Due to each test needing a different N_tp, it’s best practice to manually examine each product’s two distributions and look at how increasing the tasting panel N size affects the power and p-values of each product’s respective test. However, due to the quantity of products we deal with, this method is prohibitively expensive in terms of analyst time. As such, there needs to be a generalized rule in our practice for determining the N size we should upsample to that gives the most acceptable results. Based on research, experience, and testing, we’ve found we get the best results when N_tp=N_cf.
There are a variety of reasons for why we arrived at the N_tp= N_cf conclusion. The first is that our test results of power and p-value tend to start converging around this value or at least are at acceptable levels. This implies that the marginal benefit of increasing N_tp begins to significantly decrease at this point and the risk of error from adding to our sample size increases. As stated previously, we want to avoid N_tp being very large in order to limit possible error. Secondly, it’s a natural point as increasing our N size of simulated data to be greater than our actual customer data doesn’t seem intuitive.

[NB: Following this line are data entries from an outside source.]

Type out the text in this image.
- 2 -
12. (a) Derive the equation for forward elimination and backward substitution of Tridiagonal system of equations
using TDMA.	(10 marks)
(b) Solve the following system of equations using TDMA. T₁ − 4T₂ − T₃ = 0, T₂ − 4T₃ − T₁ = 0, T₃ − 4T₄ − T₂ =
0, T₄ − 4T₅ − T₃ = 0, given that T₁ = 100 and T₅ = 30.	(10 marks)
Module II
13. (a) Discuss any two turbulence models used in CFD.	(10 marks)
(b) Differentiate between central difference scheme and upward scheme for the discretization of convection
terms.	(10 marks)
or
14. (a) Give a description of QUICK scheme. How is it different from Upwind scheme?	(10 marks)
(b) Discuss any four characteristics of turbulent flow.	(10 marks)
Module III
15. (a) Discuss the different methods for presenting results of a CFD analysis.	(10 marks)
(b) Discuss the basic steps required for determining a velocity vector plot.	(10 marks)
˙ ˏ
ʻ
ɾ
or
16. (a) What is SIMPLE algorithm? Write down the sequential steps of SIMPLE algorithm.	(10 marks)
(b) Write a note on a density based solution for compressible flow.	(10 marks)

The point of this process is to help SnackNation gain insight into the accuracy of our tasting panel. While the methodology described relies on certain assumptions that can potential skew results, when it’s factored into additional customer feedback metrics, our years of experience in the industry, and other qualitative data, it helps confirm trends we suspect or points us in a direction for further investigation. Ultimately, this problem that we face represents an application of statistics and hypothesis testing where data is irregular and doesn’t have a textbook solution. We’ve found a way that generally works for us using statistical intuition and experimentation to make sense of this problem. The Business Intelligence team is dedicated to tackling these kinds of analytics challenges as we’ve found that a tremendous amount of value can be gained for our stakeholders through these efforts.